Acheter un terrain au Cameroun quand il existe déjà un titre foncier (TF mère)

Le parcours complet, expliqué simplement — version enrichie en 5 phases et 16 étapes

À qui s'adresse ce guide ? À toute personne (au pays ou dans la diaspora) qui veut acheter une partie d'un terrain déjà titré au Cameroun, et obtenir son propre titre foncier à son nom. Ce que ce guide ne couvre pas : les terrains sans titre (domaine national) — la procédure est différente (immatriculation directe par la commission consultative). Un guide séparé y sera consacré.

Légende des sources utilisées dans ce guide

  • : texte officiel consulté (décret, site gouvernemental) — certitude haute
  • : usage constaté sur le terrain, rapporté par des praticiens (notaires, sites spécialisés) — certitude moyenne
  • : chiffre ou détail qui change souvent (frais, délais) — à confirmer auprès du notaire ou du service concerné avant de payer

Textes de référence

  • Ordonnance n° 74-1 du 6 juillet 1974 fixant le régime foncier (art. 8 : tout acte qui transfère la propriété d'un immeuble doit être notarié, sinon il est nul)
  • Décret n° 76/165 du 27 avril 1976 fixant les conditions d'obtention du titre foncier, modifié par le décret n° 2005/481 du 16 décembre 2005
  • Loi n° 2004-003 du 21 avril 2004 régissant l'urbanisme au Cameroun
  • Décret n° 95/038 du 24 février 1995 fixant le tarif des actes notariés (modifié en 2019 selon des praticiens)

Les 5 grandes idées à retenir avant de commencer

  1. Un papier signé « entre nous » ne vous rend jamais propriétaire. Au Cameroun, seul un acte notarié transfère la propriété d'un terrain titré . L'acte sous seing privé n'est qu'une promesse.
  2. Vous n'êtes propriétaire que le jour où votre nom est inscrit au livre foncier et que vous retirez votre propre titre foncier. Tout ce qui précède est une étape, pas une fin.
  3. Vérifiez avant de payer, pas après. Le certificat de propriété (état du TF mère) coûte peu et se demande avant tout versement.
  4. Trois administrations interviennent, dans cet ordre : le Cadastre (technique), la Mairie / l'Urbanisme (règles de construction), la Conservation foncière (juridique). Le notaire est le chef d'orchestre entre les trois.
  5. Le titre foncier est inattaquable une fois établi — mais il peut être annulé s'il a été obtenu par fraude ou en dehors de la procédure . D'où l'importance de suivre chaque étape.

Vue d'ensemble

Phase Étapes Qui agit ? Où ? Résultat attendu
0 — Vérifications préalables 1 à 3 Acheteur Conservation foncière, Cadastre, terrain Savoir si le vendeur a le droit de vendre
1 — L'accord privé 4 à 6 Acheteur + vendeur Chez le notaire (recommandé) Promesse de vente signée, acompte sécurisé
2 — La technique (Cadastre) 7 à 10 Propriétaire du TF mère + géomètre Service départemental du cadastre Plan de morcellement visé + PV de bornage
3 — L'urbanisme (Mairie) 11 Acheteur / notaire Mairie – services de l'urbanisme Certificat d'urbanisme
4 — Le notaire 12 à 14 Notaire Étude notariale, Impôts, Conservation foncière Acte notarié enregistré, dossier déposé
5 — La Conservation foncière 15 à 16 Conservateur foncier Conservation foncière départementale Votre titre foncier

PHASE 0 — Vérifier avant de s'engager (3 étapes souvent oubliées)

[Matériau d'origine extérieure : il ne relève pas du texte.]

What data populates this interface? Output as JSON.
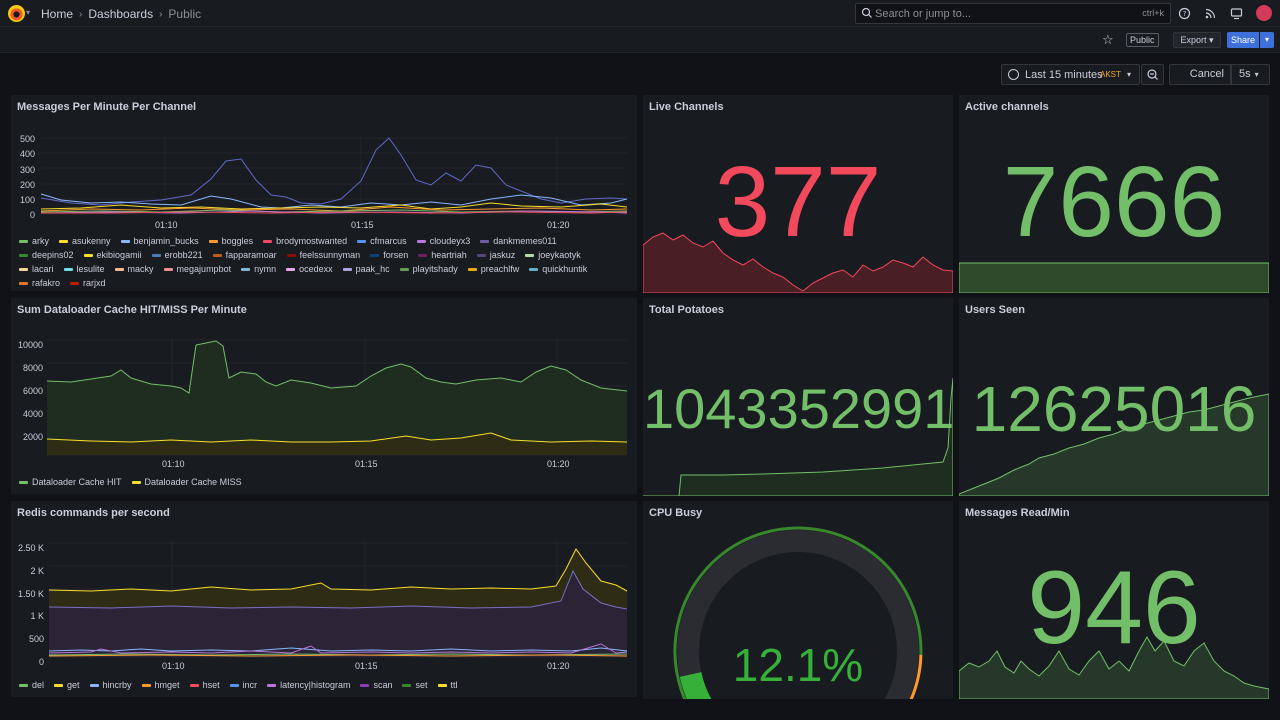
{
  "breadcrumb": {
    "home": "Home",
    "dashboards": "Dashboards",
    "current": "Public"
  },
  "search": {
    "placeholder": "Search or jump to...",
    "shortcut": "ctrl+k"
  },
  "toolbar": {
    "public_badge": "Public",
    "export_label": "Export",
    "share_label": "Share"
  },
  "timepicker": {
    "range": "Last 15 minutes",
    "timezone": "AKST",
    "cancel_label": "Cancel",
    "refresh_interval": "5s"
  },
  "colors": {
    "green": "#73bf69",
    "red": "#f2495c",
    "yellow": "#fade2a",
    "blue": "#8ab8ff",
    "orange": "#ff9830",
    "purple": "#b877d9",
    "bg": "#111217",
    "panel": "#181b1f"
  },
  "x_ticks": [
    "01:10",
    "01:15",
    "01:20"
  ],
  "panels": {
    "messages": {
      "title": "Messages Per Minute Per Channel",
      "y_ticks": [
        "500",
        "400",
        "300",
        "200",
        "100",
        "0"
      ],
      "legend": [
        {
          "name": "arky",
          "color": "#73bf69"
        },
        {
          "name": "asukenny",
          "color": "#fade2a"
        },
        {
          "name": "benjamin_bucks",
          "color": "#8ab8ff"
        },
        {
          "name": "boggles",
          "color": "#ff9830"
        },
        {
          "name": "brodymostwanted",
          "color": "#f2495c"
        },
        {
          "name": "cfmarcus",
          "color": "#5794f2"
        },
        {
          "name": "cloudeyx3",
          "color": "#b877d9"
        },
        {
          "name": "dankmemes011",
          "color": "#705da0"
        },
        {
          "name": "deepins02",
          "color": "#37872d"
        },
        {
          "name": "ekibiogamii",
          "color": "#fade2a"
        },
        {
          "name": "erobb221",
          "color": "#447ebc"
        },
        {
          "name": "fapparamoar",
          "color": "#c15c17"
        },
        {
          "name": "feelssunnyman",
          "color": "#890f02"
        },
        {
          "name": "forsen",
          "color": "#0a437c"
        },
        {
          "name": "heartriah",
          "color": "#6d1f62"
        },
        {
          "name": "jaskuz",
          "color": "#584477"
        },
        {
          "name": "joeykaotyk",
          "color": "#b7dbab"
        },
        {
          "name": "lacari",
          "color": "#f4d598"
        },
        {
          "name": "lesulite",
          "color": "#70dbed"
        },
        {
          "name": "macky",
          "color": "#f9ba8f"
        },
        {
          "name": "megajumpbot",
          "color": "#f29191"
        },
        {
          "name": "nymn",
          "color": "#82b5d8"
        },
        {
          "name": "ocedexx",
          "color": "#e5a8e2"
        },
        {
          "name": "paak_hc",
          "color": "#aea2e0"
        },
        {
          "name": "playitshady",
          "color": "#629e51"
        },
        {
          "name": "preachlfw",
          "color": "#e5ac0e"
        },
        {
          "name": "quickhuntik",
          "color": "#64b0c8"
        },
        {
          "name": "rafakro",
          "color": "#e0752d"
        },
        {
          "name": "rarjxd",
          "color": "#bf1b00"
        }
      ]
    },
    "live_channels": {
      "title": "Live Channels",
      "value": "377"
    },
    "active_channels": {
      "title": "Active channels",
      "value": "7666"
    },
    "dataloader": {
      "title": "Sum Dataloader Cache HIT/MISS Per Minute",
      "y_ticks": [
        "10000",
        "8000",
        "6000",
        "4000",
        "2000"
      ],
      "legend": [
        {
          "name": "Dataloader Cache HIT",
          "color": "#73bf69"
        },
        {
          "name": "Dataloader Cache MISS",
          "color": "#fade2a"
        }
      ]
    },
    "total_potatoes": {
      "title": "Total Potatoes",
      "value": "1043352991"
    },
    "users_seen": {
      "title": "Users Seen",
      "value": "12625016"
    },
    "redis": {
      "title": "Redis commands per second",
      "y_ticks": [
        "2.50 K",
        "2 K",
        "1.50 K",
        "1 K",
        "500",
        "0"
      ],
      "legend": [
        {
          "name": "del",
          "color": "#73bf69"
        },
        {
          "name": "get",
          "color": "#fade2a"
        },
        {
          "name": "hincrby",
          "color": "#8ab8ff"
        },
        {
          "name": "hmget",
          "color": "#ff9830"
        },
        {
          "name": "hset",
          "color": "#f2495c"
        },
        {
          "name": "incr",
          "color": "#5794f2"
        },
        {
          "name": "latency|histogram",
          "color": "#b877d9"
        },
        {
          "name": "scan",
          "color": "#8f3bb8"
        },
        {
          "name": "set",
          "color": "#37872d"
        },
        {
          "name": "ttl",
          "color": "#fade2a"
        }
      ]
    },
    "cpu_busy": {
      "title": "CPU Busy",
      "value": "12.1%",
      "fraction": 0.121
    },
    "messages_read": {
      "title": "Messages Read/Min",
      "value": "946"
    }
  }
}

Étape 1 — Obtenir la copie du titre foncier mère et lire ce qu'il dit

Ce que c'est : le TF mère est le titre du grand terrain dont vous voulez acheter un morceau. Demandez au vendeur une copie du TF (le « duplicatum ») et regardez : le numéro du titre (ex. TF n° 12345/W), le nom du propriétaire inscrit, la superficie, la localisation. Pourquoi c'est vital : si le nom sur le TF n'est pas celui de la personne qui vous vend, elle n'a pas le droit de vendre seule (héritier sans jugement, mandataire sans procuration, conjoint sans accord de l'autre…). Points de vigilance :

  • Vendeur décédé → les héritiers doivent d'abord produire un jugement d'hérédité et faire muter le titre à leur nom (ou vendre tous ensemble).
  • Vendeur marié → selon le régime matrimonial, le consentement du conjoint peut être exigé par le notaire ; le décret exige d'ailleurs la mention du régime matrimonial dans le dossier .
  • Vendeur qui « représente » quelqu'un → exiger une procuration notariée.

Étape 2 — Demander un certificat de propriété à la Conservation foncière (AVANT de payer)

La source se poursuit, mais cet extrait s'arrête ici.